Царица поняла, что донимало целый год её супруга — вот и плод той тайной страсти. Взяла она царевича и ушла прочь, и не нашли потом и следа за ней — как сгинула. Только унесла она с собой подарок Каменной Девы — перстень.
Погоревал царь о пропаже наследника, да утешился дочерью — девочка лежала в той корзинке. Он догадался, что младенец родился от ночи встречи с Каменной Девой. Была царевна юная дивно хороша — как мать её, только нравом неласкова и нелюдима. Как будто заговорили дитя. Жалел о сыне царь, который бесследно пропал вместе с его молодой женой. Каменная красавица была очень хороша, да жить-то лучше с живым человеком. Да делать нечего — надо искать царевне жениха. Вот тут-то и началась беда.

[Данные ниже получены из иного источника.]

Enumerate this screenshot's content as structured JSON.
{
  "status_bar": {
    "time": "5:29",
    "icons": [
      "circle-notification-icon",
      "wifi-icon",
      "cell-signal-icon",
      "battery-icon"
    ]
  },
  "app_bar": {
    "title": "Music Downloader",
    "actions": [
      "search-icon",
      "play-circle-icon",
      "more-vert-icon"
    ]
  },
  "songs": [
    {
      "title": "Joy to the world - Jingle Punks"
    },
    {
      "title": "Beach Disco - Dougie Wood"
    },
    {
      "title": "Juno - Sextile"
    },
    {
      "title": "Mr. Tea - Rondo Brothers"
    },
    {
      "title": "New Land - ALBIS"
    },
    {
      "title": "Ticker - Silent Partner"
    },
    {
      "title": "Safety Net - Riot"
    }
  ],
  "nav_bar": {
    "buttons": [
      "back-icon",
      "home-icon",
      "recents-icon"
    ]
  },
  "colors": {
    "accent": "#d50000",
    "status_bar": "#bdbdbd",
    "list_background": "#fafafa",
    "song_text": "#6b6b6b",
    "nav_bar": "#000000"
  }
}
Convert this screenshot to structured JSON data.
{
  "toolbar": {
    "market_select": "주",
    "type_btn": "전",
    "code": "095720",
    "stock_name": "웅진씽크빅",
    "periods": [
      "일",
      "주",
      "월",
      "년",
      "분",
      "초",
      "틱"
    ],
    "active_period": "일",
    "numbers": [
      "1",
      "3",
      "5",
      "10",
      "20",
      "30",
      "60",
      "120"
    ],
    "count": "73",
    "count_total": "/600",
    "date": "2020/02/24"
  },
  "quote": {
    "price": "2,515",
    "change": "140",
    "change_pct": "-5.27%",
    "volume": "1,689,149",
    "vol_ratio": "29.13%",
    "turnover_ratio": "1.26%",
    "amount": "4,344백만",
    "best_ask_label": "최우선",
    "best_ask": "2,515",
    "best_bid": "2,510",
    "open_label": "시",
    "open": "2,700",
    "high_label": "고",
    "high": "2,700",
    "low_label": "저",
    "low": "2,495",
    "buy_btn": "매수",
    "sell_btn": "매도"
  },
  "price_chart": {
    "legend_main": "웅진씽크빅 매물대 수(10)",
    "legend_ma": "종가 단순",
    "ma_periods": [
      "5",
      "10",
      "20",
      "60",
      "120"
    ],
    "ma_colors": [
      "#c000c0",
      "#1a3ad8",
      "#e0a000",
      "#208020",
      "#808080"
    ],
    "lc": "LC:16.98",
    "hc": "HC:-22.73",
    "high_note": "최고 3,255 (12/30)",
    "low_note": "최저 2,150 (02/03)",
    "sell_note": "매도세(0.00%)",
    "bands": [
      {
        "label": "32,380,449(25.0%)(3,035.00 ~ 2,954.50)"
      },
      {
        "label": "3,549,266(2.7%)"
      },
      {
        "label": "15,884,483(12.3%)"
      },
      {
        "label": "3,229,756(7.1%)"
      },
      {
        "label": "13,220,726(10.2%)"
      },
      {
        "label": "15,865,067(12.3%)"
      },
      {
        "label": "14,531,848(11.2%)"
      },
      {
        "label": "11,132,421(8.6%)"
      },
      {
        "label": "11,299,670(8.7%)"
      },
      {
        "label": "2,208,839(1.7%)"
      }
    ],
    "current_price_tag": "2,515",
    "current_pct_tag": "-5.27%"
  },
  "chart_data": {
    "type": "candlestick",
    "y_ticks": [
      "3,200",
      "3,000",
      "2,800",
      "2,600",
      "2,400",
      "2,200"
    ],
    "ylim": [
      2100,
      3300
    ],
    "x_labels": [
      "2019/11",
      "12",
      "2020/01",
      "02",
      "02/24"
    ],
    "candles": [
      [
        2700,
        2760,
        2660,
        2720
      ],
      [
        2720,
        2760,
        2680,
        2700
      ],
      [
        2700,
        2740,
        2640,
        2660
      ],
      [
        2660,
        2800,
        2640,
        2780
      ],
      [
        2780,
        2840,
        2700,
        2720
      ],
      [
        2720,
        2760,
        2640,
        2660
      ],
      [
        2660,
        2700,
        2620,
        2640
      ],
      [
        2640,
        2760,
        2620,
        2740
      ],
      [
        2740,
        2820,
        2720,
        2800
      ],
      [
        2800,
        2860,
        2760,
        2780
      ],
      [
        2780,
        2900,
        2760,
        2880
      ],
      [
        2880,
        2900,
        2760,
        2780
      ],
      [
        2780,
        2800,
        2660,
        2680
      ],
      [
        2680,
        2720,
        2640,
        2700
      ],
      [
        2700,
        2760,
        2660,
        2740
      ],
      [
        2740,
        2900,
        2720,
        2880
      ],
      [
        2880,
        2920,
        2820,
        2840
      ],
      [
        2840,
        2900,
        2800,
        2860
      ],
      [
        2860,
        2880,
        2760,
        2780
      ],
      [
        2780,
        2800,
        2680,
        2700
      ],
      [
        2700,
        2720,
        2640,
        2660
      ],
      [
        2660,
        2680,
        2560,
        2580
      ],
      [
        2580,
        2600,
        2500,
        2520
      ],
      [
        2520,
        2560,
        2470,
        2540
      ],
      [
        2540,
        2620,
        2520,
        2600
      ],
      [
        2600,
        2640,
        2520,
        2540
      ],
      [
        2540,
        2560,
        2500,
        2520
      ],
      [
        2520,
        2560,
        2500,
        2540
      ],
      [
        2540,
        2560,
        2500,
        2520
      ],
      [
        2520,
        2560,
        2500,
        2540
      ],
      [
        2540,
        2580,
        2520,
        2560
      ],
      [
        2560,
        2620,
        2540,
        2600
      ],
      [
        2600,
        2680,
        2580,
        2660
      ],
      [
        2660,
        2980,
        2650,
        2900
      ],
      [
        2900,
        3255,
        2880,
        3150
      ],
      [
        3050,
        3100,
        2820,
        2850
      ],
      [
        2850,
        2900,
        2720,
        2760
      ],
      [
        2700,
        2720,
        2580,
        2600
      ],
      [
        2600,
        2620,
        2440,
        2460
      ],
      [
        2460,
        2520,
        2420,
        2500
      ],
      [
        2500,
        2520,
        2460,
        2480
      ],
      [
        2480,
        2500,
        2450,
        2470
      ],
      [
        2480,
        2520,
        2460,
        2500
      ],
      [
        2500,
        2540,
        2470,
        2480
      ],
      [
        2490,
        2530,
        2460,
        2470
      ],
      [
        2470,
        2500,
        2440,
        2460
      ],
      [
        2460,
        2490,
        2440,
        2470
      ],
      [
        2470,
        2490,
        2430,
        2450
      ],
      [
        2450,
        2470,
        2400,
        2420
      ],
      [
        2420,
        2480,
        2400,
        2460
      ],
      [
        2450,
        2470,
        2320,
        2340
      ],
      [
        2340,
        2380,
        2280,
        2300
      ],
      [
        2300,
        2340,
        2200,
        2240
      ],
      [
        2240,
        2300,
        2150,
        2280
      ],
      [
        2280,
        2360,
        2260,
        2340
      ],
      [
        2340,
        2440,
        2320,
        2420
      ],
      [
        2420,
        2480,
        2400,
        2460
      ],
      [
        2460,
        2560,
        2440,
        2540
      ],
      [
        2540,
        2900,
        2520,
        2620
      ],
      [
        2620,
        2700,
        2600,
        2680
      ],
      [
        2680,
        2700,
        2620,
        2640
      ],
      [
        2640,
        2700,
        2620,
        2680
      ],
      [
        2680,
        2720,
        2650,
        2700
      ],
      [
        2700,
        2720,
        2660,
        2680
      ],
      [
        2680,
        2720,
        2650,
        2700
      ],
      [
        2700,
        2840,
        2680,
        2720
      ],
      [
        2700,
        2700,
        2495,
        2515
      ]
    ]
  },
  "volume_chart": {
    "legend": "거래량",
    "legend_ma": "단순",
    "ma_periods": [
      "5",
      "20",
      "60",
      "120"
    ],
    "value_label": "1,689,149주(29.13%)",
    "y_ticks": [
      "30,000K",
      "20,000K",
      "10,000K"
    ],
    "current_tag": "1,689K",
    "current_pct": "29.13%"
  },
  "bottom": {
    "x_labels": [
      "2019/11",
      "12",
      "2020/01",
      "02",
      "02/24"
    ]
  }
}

Кого он ни сосватает царевне — не соглашается она: все плохи ей. Сколько прибывало добрых женихов — всех отвергла своенравная царевна. Как глянет — так сразу и прогонит. Рассорился царь со всеми соседними царями, и стал искать жениха среди родовитой знати. Потом стал звать любого, кто просто богат. Многие польщались на красоту царской дочери, да только никого она так и не избрала. И вот стал царь собирать на пир кого придётся — авось да кто-нибудь придётся ко двору. Вот и вы, путники, на тех смотринах побывали. Да, видно, нашёлся лихой жених — унёс царевну, не спросясь.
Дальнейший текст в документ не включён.